We gathered at a communal table, each setting marked by a plate of light. Then, one by one, the plates vanished, and we strangers sat together in the dark.
Table for 20
On a screen at one end of the table, a photograph appeared: Bill, a white man with beefy forearms and a “Detroit” T-shirt. Then Marilyn, with her oxygen tubes and her Chihuahua, joined us at the opposite end of the table. Next came Whitney, an African-American woman in a scrub shirt, and Blanca, a pensive teen. Through recorded voiceovers, they took turns telling their stories of hunger.
“Now I’m worried about feeding my family,” Bill said. “It makes me feel like a garbage can out there, just waiting to be picked up.”
“I changed the way I eat because I don’t have the money,” said Whitney.
Occasionally, lines from their monologues would appear, scripted in light on the table: “There’s nothing there… We have to make the food last… Don’t ever think this can’t happen to you.” Finally, to the muted thwop sound of a knife on a cutting board, our plates reappeared. Each held one half of a cherry tomato.
Bill, Barbara, Whitney, and Blanca are four of the estimated 42 million Americans—about one in eight people—who experience hunger. A multimedia exhibit housed in an expandable semitrailer, which arrived in Philadelphia this week, aims to bring that struggle home. “We wanted people to be able to speak in their own voices,” says Abby Leibman, president and CEO of MAZON: A Jewish Response to Hunger, the advocacy organization that created This Is Hunger. Black-and-white portraits, taken over the course of three years in every region of the country, and voiceovers gleaned from hours of interviewing underscore that hunger is not partisan: It affects children and old people, families and singles, women and men of all races, sizes, and locations.
“Our idea of hunger is based on what we see in the Third World: the little child with a distended stomach who’s emaciated,” said photographer Barbara Grover. After crisscrossing the United States visiting soup kitchens, food-stamp offices, and people’s homes, she realized that “hunger . . . can afflict any one of us.”
The exhibit’s creators hope everyone who sees “This Is Hunger” will feel the gut punch of that understanding. In the collage of faces, surely there is someone who resembles a neighbor, a colleague, a friend. The table—where viewers sit, in groups of 20 to 30, for the immersive 14-minute video—is both a literal gathering place and a metaphor, reminding us of status and exclusion, full plates and empty ones.
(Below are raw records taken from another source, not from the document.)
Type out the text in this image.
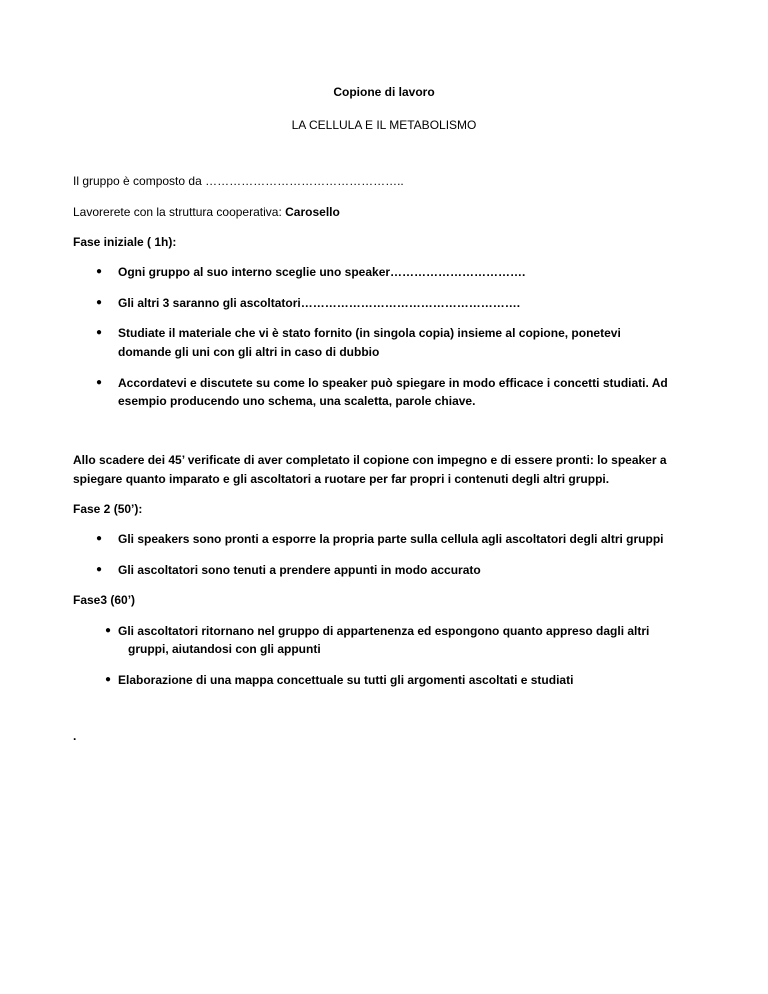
Copione di lavoro
LA CELLULA E IL METABOLISMO
Il gruppo è composto da …………………………………………..
Lavorerete con la struttura cooperativa: Carosello
Fase iniziale ( 1h):
● Ogni gruppo al suo interno sceglie uno speaker…………………………….
● Gli altri 3 saranno gli ascoltatori……………………………………………….
● Studiate il materiale che vi è stato fornito (in singola copia) insieme al copione, ponetevi
domande gli uni con gli altri in caso di dubbio
● Accordatevi e discutete su come lo speaker può spiegare in modo efficace i concetti studiati. Ad
esempio producendo uno schema, una scaletta, parole chiave.
Allo scadere dei 45’ verificate di aver completato il copione con impegno e di essere pronti: lo speaker a
spiegare quanto imparato e gli ascoltatori a ruotare per far propri i contenuti degli altri gruppi.
Fase 2 (50’):
● Gli speakers sono pronti a esporre la propria parte sulla cellula agli ascoltatori degli altri gruppi
● Gli ascoltatori sono tenuti a prendere appunti in modo accurato
Fase3 (60’)
● Gli ascoltatori ritornano nel gruppo di appartenenza ed espongono quanto appreso dagli altri
gruppi, aiutandosi con gli appunti
● Elaborazione di una mappa concettuale su tutti gli argomenti ascoltati e studiati
.
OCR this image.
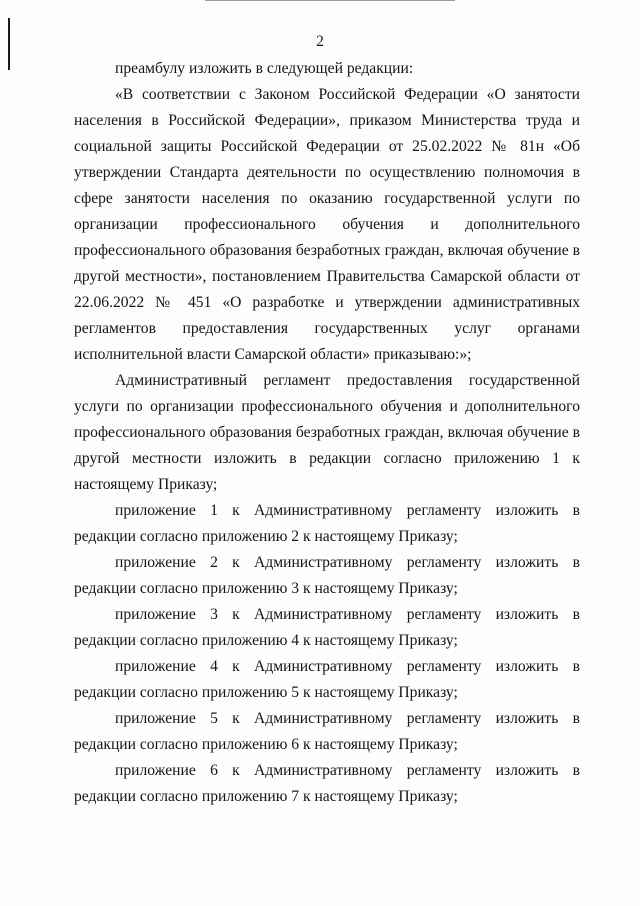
2

преамбулу изложить в следующей редакции:

«В соответствии с Законом Российской Федерации «О занятости населения в Российской Федерации», приказом Министерства труда и социальной защиты Российской Федерации от 25.02.2022 № 81н «Об утверждении Стандарта деятельности по осуществлению полномочия в сфере занятости населения по оказанию государственной услуги по организации профессионального обучения и дополнительного профессионального образования безработных граждан, включая обучение в другой местности», постановлением Правительства Самарской области от 22.06.2022 № 451 «О разработке и утверждении административных регламентов предоставления государственных услуг органами исполнительной власти Самарской области» приказываю:»;

Административный регламент предоставления государственной услуги по организации профессионального обучения и дополнительного профессионального образования безработных граждан, включая обучение в другой местности изложить в редакции согласно приложению 1 к настоящему Приказу;

приложение 1 к Административному регламенту изложить в редакции согласно приложению 2 к настоящему Приказу;

приложение 2 к Административному регламенту изложить в редакции согласно приложению 3 к настоящему Приказу;

приложение 3 к Административному регламенту изложить в редакции согласно приложению 4 к настоящему Приказу;

приложение 4 к Административному регламенту изложить в редакции согласно приложению 5 к настоящему Приказу;

приложение 5 к Административному регламенту изложить в редакции согласно приложению 6 к настоящему Приказу;

приложение 6 к Административному регламенту изложить в редакции согласно приложению 7 к настоящему Приказу;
When the lights come up, viewers can spend another half hour examining infographics (“Hunger in the Military,” “Hunger Among Seniors”) or looking at additional portraits projected on the trailer walls and gathered, along with individuals’ stories, into a book. This Is Hunger also insists that visitors do more than just look. They can, with the help of a placemat that lists food items and their costs, attempt to plan a balanced dinner for the lean Supplemental Nutrition Assistance Program (SNAP, or food stamp) allotment of $1.40 per person per meal.
My first try—whole-grain bread, chicken breast, broccoli, cheese, and an apple—was out of range at $3.40. I scaled back to pasta, eggs, kale, yogurt and watermelon: $1.59, still too spendy. Once I subbed canned black beans for eggs, my dinner made the cut.
The creators of This Is Hunger hope viewers will take the next step—from “aha” to advocacy. That’s why the exhibit includes three iPads where people can sign a petition urging Congress to retain SNAP benefits; anti-hunger placards they can hold for selfies and post to social media; and an activity that helps distinguish between charity (planting a community garden) and social justice (lobbying farmers’ markets to accept SNAP cards as payment). “We hope that there’s a spark to take action,” says Marni Gittleman, the project’s creative director. “And we hope that becomes a larger commitment to create systemic change.”
Hungry for change
The exhibit “is meant to be the beginning, not the end,” says Leibman. “We think of hunger as a civil rights issue. Nothing will change unless there is pressure put on policymakers by the public.”
After four Philadelphia-area synagogue venues, This Is Hunger will head for New Jersey. The tour will hit a total of 15 metropolitan areas by July 2017. Even as it travels, the truck speaks; the outside is scripted with lines from participant interviews: “This is hunger… This is trying to finish your work on an empty stomach… This is putting something back at checkout… This is feeling like you’re on a sinking ship.”
Too bad the rig can't roll to a stop in the president’s backyard.